I wouldn’t call it cooking, really (well, ok, the bacon got cooked), but rather assembly – which, if you think about it, a lot of rather fancy catering is all about. Ina Garten even gives a whole chapter in her Barefoot Contessa cookbook to assembling food for parties, rather than cooking – and I can’t help but agree that it’s a wonderful (and oh so very agreeable to my lazy self) idea. Some of the best ingredients aren’t about cooking, they are about putting them out there with some other things that go along with them, and letting them be their wonderfully appetizing selves.
And, if it works for parties and catering, why shouldn’t or wouldn’t it work for lunch?
To be perfectly honest, if I did not have a guest here, I would be perfectly happy to take it just like that, sliced on a plate, to the sofa, and eat it there, without any mention of a table knife or napkin.

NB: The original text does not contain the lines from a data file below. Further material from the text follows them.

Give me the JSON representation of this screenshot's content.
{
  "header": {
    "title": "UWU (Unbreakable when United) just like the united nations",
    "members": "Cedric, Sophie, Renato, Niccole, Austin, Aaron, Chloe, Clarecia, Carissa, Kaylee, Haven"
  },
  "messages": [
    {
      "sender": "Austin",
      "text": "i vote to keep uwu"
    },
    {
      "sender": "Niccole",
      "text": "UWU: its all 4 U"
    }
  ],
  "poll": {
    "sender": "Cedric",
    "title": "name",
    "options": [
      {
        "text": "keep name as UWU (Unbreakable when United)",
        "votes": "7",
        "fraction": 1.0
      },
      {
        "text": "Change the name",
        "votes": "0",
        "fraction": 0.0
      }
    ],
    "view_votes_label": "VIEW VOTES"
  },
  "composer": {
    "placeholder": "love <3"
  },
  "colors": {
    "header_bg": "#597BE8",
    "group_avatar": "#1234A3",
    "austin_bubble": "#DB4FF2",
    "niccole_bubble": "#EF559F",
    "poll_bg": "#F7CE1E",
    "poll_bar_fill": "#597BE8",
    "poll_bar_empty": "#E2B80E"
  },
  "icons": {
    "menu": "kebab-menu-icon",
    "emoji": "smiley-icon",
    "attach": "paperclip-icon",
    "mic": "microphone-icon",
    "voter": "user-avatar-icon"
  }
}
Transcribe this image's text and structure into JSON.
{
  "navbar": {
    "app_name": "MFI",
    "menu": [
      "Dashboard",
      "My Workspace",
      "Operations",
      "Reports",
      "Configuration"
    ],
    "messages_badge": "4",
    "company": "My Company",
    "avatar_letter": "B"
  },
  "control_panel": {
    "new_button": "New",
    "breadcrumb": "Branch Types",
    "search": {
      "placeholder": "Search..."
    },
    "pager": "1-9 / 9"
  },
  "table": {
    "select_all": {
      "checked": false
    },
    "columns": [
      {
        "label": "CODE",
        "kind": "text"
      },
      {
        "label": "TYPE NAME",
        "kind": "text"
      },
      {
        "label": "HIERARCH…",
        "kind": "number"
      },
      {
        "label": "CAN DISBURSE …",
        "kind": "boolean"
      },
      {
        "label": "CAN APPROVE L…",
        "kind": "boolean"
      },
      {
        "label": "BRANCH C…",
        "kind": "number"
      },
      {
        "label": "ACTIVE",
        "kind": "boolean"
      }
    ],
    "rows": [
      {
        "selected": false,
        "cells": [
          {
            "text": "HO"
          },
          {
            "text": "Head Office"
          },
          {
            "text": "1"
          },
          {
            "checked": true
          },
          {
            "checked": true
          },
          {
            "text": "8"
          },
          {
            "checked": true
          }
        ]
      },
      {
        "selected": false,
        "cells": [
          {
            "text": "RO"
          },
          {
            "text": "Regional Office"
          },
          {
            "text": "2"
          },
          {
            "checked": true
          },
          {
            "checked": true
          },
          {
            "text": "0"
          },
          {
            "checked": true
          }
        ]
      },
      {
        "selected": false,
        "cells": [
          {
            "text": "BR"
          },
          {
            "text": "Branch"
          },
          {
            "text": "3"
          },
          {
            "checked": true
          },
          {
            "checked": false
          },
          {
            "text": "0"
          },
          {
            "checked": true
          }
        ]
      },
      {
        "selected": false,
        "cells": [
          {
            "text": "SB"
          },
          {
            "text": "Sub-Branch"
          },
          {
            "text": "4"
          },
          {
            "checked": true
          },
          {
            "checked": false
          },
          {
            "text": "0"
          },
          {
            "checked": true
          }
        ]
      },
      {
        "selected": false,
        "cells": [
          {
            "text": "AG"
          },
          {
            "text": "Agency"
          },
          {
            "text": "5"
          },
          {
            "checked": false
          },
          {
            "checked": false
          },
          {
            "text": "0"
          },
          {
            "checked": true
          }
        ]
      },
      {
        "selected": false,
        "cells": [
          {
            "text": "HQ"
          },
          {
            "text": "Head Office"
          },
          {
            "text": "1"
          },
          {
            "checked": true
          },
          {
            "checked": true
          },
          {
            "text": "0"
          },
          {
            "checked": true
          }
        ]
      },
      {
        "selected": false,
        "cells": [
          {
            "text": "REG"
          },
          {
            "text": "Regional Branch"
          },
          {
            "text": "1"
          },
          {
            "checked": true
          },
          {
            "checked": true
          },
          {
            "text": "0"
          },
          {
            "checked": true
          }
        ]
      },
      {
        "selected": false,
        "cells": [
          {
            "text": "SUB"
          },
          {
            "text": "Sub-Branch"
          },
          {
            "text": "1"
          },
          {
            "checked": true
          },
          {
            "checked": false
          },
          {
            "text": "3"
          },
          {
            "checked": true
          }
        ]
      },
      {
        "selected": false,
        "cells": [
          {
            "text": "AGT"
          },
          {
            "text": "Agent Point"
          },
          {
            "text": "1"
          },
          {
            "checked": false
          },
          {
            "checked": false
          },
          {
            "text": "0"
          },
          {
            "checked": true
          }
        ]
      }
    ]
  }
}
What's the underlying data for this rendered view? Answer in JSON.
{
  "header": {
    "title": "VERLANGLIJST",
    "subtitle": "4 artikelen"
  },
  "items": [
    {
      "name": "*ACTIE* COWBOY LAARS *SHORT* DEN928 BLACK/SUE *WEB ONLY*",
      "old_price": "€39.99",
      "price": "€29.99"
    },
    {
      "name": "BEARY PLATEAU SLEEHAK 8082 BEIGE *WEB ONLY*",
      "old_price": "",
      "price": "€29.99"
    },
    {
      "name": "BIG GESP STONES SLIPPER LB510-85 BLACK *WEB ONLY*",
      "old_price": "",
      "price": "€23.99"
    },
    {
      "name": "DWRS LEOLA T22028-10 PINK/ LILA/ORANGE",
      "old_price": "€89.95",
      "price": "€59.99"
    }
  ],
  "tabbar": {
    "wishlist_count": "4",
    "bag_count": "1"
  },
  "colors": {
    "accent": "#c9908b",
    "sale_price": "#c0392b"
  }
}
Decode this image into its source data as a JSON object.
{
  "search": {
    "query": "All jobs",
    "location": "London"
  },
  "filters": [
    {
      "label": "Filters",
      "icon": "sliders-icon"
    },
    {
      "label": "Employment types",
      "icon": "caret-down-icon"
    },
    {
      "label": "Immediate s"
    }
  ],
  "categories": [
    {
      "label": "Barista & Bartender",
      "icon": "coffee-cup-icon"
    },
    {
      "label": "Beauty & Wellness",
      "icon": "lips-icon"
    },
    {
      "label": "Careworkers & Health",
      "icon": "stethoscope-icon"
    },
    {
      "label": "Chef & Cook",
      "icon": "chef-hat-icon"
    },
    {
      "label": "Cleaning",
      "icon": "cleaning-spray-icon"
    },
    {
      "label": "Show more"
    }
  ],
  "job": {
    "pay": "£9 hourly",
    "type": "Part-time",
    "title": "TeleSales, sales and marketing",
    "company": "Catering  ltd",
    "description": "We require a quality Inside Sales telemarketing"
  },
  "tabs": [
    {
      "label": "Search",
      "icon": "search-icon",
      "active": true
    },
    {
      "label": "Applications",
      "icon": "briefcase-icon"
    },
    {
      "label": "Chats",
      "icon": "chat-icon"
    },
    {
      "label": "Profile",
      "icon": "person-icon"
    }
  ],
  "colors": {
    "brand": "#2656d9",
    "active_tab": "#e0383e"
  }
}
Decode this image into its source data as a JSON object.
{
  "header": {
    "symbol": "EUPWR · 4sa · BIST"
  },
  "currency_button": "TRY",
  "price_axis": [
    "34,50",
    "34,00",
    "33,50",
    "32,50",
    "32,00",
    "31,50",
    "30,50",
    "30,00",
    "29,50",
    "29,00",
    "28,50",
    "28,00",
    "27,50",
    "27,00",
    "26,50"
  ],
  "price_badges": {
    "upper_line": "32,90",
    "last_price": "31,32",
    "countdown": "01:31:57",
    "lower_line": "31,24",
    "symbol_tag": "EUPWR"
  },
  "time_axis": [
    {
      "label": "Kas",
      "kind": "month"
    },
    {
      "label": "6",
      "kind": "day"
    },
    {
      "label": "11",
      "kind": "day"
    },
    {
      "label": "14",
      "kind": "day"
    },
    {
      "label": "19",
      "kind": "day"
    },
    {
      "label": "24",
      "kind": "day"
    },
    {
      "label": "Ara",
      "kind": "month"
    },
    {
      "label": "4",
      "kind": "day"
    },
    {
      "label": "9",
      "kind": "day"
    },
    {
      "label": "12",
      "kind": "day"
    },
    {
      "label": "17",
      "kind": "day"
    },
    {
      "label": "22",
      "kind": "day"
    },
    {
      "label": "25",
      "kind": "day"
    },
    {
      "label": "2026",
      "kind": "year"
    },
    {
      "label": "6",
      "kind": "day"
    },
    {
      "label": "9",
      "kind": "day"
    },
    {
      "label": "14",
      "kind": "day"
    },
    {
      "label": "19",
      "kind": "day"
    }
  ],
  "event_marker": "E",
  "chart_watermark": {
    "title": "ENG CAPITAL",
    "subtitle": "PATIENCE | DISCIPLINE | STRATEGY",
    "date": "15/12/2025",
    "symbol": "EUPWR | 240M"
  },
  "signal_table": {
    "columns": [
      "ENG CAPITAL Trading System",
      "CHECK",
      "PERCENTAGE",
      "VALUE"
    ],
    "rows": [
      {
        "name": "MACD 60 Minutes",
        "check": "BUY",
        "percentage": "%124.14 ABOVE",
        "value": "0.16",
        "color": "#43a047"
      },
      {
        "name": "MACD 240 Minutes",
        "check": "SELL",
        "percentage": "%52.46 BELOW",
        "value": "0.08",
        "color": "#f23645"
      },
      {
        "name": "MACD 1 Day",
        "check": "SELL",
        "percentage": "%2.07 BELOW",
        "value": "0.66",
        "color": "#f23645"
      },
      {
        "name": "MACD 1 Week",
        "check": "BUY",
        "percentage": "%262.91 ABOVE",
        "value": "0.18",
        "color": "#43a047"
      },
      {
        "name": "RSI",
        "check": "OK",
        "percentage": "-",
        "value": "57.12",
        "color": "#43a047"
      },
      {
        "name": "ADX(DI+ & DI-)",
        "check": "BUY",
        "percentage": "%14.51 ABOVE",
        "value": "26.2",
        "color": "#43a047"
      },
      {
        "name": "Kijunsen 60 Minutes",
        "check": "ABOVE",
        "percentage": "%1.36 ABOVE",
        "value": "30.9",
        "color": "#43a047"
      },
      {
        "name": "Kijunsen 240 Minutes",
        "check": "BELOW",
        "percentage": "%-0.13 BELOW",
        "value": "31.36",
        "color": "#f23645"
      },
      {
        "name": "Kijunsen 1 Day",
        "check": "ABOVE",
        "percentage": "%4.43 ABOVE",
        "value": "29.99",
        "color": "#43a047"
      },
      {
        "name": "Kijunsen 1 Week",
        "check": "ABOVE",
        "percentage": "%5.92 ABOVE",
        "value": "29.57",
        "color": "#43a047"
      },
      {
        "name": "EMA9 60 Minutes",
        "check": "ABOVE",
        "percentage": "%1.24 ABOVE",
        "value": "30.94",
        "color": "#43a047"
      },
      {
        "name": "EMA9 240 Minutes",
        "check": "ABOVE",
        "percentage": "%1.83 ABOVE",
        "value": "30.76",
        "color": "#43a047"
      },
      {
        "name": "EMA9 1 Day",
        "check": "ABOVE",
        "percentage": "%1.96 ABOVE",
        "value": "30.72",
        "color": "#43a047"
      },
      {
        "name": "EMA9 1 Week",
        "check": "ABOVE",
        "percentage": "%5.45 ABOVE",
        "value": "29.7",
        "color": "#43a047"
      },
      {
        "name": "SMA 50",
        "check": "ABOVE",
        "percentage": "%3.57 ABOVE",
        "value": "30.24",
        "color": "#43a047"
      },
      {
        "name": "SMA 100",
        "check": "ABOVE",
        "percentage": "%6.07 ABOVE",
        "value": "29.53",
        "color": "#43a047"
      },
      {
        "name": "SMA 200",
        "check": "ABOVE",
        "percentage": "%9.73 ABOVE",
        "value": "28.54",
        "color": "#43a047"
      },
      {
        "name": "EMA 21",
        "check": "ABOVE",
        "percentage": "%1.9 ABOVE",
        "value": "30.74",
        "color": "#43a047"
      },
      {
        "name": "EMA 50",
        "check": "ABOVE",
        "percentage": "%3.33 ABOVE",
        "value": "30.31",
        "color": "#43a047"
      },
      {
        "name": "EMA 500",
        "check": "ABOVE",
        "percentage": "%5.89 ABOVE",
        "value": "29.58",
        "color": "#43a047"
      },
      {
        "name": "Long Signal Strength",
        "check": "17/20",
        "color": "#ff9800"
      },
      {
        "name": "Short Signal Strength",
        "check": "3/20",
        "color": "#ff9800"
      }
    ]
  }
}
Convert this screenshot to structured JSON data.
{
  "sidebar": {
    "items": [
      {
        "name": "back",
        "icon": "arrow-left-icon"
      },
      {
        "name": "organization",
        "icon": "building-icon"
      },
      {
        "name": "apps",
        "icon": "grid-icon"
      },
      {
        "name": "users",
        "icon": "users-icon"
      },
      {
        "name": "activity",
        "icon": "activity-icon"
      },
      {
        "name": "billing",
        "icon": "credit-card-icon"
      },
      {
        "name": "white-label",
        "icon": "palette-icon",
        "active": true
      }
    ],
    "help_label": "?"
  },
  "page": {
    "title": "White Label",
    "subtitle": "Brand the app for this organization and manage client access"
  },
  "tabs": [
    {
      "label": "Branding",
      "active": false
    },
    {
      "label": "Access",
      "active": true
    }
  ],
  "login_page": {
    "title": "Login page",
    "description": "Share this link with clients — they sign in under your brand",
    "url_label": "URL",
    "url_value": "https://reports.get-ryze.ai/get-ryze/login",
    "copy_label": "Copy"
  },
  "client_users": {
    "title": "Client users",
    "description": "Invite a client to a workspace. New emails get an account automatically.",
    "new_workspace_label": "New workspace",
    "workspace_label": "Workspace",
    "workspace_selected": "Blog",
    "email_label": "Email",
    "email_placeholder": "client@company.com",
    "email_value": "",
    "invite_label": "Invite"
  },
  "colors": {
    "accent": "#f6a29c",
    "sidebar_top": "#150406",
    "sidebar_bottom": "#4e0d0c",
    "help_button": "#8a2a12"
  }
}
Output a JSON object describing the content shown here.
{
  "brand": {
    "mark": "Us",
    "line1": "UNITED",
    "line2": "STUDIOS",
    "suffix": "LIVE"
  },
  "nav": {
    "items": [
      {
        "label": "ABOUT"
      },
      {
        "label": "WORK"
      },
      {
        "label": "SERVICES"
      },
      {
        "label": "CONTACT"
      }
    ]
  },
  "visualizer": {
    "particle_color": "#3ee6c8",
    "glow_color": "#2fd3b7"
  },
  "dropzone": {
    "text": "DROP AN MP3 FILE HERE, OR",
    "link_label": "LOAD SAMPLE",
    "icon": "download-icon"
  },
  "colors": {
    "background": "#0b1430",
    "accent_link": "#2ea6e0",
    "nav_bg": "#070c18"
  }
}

But since I was making lunch for more than just myself, I did dress them up a little with salt and pepper and olive oil.
So, next time you see a good avocado at the greengrocer or in the supermarket, you don’t need to think of it as a vegetable that you ‘could do something with‘ – unless you actually want to fuss in the kitchen, that sort of thought is entirely unnecessary here. Just think of it as ‘this thing I want to eat‘, buy it, take it home, and do just that. Then spend the half hour or hour-and-a-half you would have spent cooking on doing something else. Like reading. Or writing. Or just being lazy – which is, after all, its own reward.